Join us for a free day packed with entertainment and activities.
Get some insider knowledge on our behind the scenes tours (and get a glimpse of the famed underground tunnel running beneath the Royal Pavilion Estate), buff up on your Brighton Dome and local history knowledge with our series of talks, enjoy live music, games and a spot of crafting for kids and adults.
As well as all of this, we’ll be here to answer your questions about our exciting redevelopment works and you can discover how the transformation of our nationally important Corn Exchange and Studio Theatre will restore long-lost heritage features, as well as provide new, state-of the art facilities.Activities
10.30am - 12pm , 12pm - 3pm Live music with Katy O’Neill
12pm - 1pm and 3.30pm - 4.30pm
Create a time capsule of your own in an envelope to send to the future and Talk to Tomorrow.
11am - 12pm and 1pm - 3pm
From Quaker Cemetery to Great War Hospital: New Archaeological Discoveries at Brighton Corn Exchange
Dr Michael Shapland from Archaeology South East/ UCL Centre for Applied Archaeology
12 – 1pm, Brighton Dome Concert Hall
Recent renovation work at the Corn Exchange have provided the opportunity for archaeologists to explore the history of this building, and the secrets that lie beneath the ground on which it stands. The building was first constructed between 1803 and 1808 on the cemetery of a nearby Quaker meeting house, burials from which were uncovered during the present works. The Prince Regent (later George IV) commissioned it as an elaborate stables and riding school for his new palace, together with a modest adjacent stable block belonging to Mrs Fitzherbert, his mistress. Hidden fabric relating to both buildings was revealed, and recorded prior to its removal. The site was acquired in 1850 by the Borough of Brighton, who set about turning it to civic uses, from skating rink to Great War hospital. A number of structures and artefacts which relate to these later have been discovered, and will be discussed here for the first time.

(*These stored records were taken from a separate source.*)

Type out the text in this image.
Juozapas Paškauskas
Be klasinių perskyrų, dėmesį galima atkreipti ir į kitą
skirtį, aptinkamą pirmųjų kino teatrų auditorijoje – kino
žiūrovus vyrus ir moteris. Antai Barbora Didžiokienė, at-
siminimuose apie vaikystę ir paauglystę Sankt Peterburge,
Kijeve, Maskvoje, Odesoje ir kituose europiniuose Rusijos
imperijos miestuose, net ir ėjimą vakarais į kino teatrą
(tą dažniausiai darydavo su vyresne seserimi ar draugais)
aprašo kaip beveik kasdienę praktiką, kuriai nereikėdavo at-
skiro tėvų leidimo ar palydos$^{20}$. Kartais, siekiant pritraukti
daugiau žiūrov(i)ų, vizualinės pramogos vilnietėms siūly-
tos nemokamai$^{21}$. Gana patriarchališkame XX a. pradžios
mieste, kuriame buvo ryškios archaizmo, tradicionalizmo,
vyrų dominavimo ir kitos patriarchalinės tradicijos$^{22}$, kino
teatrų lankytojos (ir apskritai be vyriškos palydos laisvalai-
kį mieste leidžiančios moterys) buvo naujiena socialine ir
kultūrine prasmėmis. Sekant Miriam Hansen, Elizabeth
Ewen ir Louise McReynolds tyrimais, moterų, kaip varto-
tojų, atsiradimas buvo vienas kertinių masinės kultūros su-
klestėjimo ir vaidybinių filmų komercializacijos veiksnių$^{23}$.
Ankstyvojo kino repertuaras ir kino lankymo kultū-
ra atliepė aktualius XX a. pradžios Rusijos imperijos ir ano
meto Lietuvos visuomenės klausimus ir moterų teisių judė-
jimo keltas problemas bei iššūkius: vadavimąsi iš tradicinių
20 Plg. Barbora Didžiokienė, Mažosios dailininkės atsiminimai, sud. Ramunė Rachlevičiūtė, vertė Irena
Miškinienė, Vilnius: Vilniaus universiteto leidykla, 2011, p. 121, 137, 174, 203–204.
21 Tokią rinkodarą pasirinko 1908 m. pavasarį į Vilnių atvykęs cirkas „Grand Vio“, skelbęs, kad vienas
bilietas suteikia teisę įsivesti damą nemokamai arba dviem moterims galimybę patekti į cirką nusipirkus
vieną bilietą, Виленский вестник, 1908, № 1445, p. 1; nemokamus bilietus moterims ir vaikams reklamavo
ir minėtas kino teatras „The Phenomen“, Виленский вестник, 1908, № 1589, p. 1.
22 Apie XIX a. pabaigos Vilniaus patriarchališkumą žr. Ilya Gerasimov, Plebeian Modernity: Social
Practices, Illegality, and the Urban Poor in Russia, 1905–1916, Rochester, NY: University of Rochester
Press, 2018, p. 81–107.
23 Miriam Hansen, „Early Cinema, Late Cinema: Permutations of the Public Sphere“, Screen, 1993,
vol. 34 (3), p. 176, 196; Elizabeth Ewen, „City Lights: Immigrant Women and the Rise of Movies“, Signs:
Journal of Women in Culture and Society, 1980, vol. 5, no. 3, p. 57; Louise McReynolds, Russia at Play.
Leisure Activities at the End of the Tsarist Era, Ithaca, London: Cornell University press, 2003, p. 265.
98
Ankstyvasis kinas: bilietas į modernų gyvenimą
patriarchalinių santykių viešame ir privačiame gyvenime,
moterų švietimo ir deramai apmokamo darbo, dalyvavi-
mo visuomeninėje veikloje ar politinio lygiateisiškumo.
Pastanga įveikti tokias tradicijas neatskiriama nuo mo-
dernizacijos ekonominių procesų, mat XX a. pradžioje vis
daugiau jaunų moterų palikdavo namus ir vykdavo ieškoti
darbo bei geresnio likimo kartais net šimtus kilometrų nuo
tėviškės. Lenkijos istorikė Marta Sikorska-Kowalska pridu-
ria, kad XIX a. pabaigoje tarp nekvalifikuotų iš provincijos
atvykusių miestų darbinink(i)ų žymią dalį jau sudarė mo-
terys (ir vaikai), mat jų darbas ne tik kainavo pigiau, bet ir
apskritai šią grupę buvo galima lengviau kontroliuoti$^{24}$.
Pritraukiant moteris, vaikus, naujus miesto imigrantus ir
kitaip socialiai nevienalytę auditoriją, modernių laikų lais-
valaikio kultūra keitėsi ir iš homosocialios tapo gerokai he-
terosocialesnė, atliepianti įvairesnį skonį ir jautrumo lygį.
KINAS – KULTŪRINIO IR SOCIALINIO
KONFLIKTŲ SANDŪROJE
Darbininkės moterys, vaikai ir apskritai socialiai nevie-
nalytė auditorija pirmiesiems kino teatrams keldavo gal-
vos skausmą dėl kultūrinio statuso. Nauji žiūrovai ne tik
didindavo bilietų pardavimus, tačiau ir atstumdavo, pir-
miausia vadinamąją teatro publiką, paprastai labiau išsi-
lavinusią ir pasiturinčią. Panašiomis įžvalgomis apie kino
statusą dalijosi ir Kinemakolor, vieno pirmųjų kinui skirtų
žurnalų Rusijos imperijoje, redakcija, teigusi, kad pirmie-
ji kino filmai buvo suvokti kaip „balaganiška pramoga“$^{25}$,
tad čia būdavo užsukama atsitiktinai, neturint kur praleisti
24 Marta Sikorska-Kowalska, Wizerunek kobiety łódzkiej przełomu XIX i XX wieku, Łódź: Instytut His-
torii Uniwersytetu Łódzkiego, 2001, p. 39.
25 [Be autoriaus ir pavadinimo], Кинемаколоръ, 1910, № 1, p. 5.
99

Alexandra Loske Curator of the Jane Austen by the Sea and Visions of the Royal Pavilion Estate exhibitions, will be talking about Jane Austen's special relationship with bathing, watering places and the seaside in general.
2.30pm – 3.30pm Brighton Dome Concert Hall
Based on work carried out on all three Regency Season displays at the Royal Pavilion and Brighton Museums in 2017, the talk will highlight surprising stories of lost designs and buildings of Brighton, entertainment in seaside town enjoyed by Austen herself and characters in her novels, and challenge the notion that Jane Austen hated Brighton. A special focus will be Austen’s last, unfinished novel 'Sanditon', set in a fictional seaside resort on the Sussex coast.
Designing our Future
Maxine Hort, Director of Operations, Brighton Dome and Festival
11am – 11.45am & 1pm - 1.45pm
Free admission, limited seating capacity
Combining a royal palace and Regency garden, museum and art gallery and our 3 performing arts spaces, the Royal Pavilion Estate is our city’s cultural heart. We have embarked on an exciting journey to restore and reunite this historic estate, starting with a major refurbishment of our nationally important Corn Exchange and Studio Theatre. Due for completion in late 2018, the transformation of both spaces will reveal and restore previously hidden heritage features and provide new, state of the art facilities. This illustrated talk will offer an overview of the redevelopment plans and conservation work, and will be an opportunity to ask questions about the project.
The Heritage Vibe
Gwendolen Powell, Head of Interpretation, Tricolor
Founders Room 2.30pm - 3.15pm
Free admission, limited capacity seating
Discover our top ten stories uncovered during developing new interpretation for Brighton Dome Corn Exchange and Studio Theatre.